Het gebruik van veldspoor brak pas goed door na de uitvinding van de "draagbare spoorweg" door de Franse boer Paul Decauville in 1875, die na succesvolle introductie op zijn eigen boerderij vervolgens een fabriek oprichtte voor massaproductie van dit systeem, dat in vele landen werd gekopieerd, onder meer door Orenstein & Koppel in Duitsland en Spoorijzer in Nederland.

Tegenwoordig wordt er haast geen veldspoor meer gebruikt, het transport van goederen vindt nu vaak met vrachtautos plaats. Alleen daar waar de bodemgesteldheid het niet toelaat is nog veldspoor in gebruik, zoals bij de verveenderijen in Duitsland, of bij tunnelbouw en in de mijnbouw. In binnen- en buitenland zijn er diverse musea waar het veldspoormaterieel verzameld en daarmee voor de toekomst bewaard wordt. Het Industrieel Smalspoor Museum in Erica is voor een groot deel aan veldspoor gewijd.

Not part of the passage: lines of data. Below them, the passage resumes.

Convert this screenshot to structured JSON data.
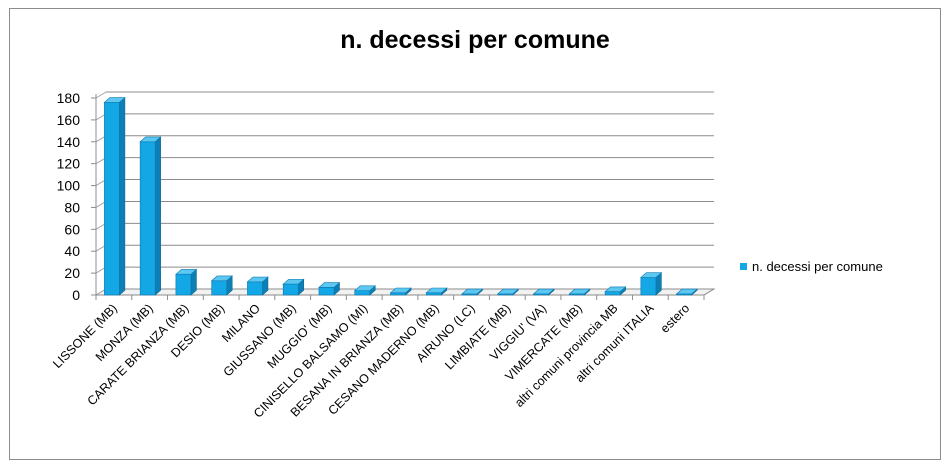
{
  "chart_data": {
    "type": "bar",
    "title": "n. decessi per comune",
    "xlabel": "",
    "ylabel": "",
    "ylim": [
      0,
      180
    ],
    "yticks": [
      0,
      20,
      40,
      60,
      80,
      100,
      120,
      140,
      160,
      180
    ],
    "grid": true,
    "legend_position": "right",
    "color": "#14a7e6",
    "categories": [
      "LISSONE (MB)",
      "MONZA (MB)",
      "CARATE BRIANZA (MB)",
      "DESIO (MB)",
      "MILANO",
      "GIUSSANO (MB)",
      "MUGGIO' (MB)",
      "CINISELLO BALSAMO (MI)",
      "BESANA IN BRIANZA (MB)",
      "CESANO MADERNO (MB)",
      "AIRUNO (LC)",
      "LIMBIATE (MB)",
      "VIGGIU' (VA)",
      "VIMERCATE (MB)",
      "altri comuni provincia MB",
      "altri comuni ITALIA",
      "estero"
    ],
    "series": [
      {
        "name": "n. decessi per comune",
        "values": [
          176,
          140,
          19,
          13,
          12,
          10,
          7,
          4,
          2,
          2,
          1,
          1,
          1,
          1,
          3,
          16,
          1
        ]
      }
    ]
  }
}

Bovenbouw[bewerken | brontekst bewerken]

De spoorwijdte ligt veelal tussen de 400 en 1000 mm, waarbij in Nederland de meestvoorkomende spoorwijdten 600, 650, 700 en 900 mm zijn. Toch heeft er in Nederland ook één lijn bestaan van 350mm.[1] De bovenbouw (rails en biels) varieert van licht materiaal, waarbij het railraam door twee personen gedragen en gelegd kan worden en vaak zonder onderbouw provisorisch gelegd wordt. Dit in tegenstelling tot zwaar materiaal dat ingebed is, en waarop met zware lasten gereden kan worden. Krappe bogen maken het mogelijk om een gunstig spoorverloop te volgen in moeilijk terrein zonder dure ingrepen en kunstwerken (bruggen e.d.). Wissels en draaischijven moesten in het algemeen met de hand bediend worden.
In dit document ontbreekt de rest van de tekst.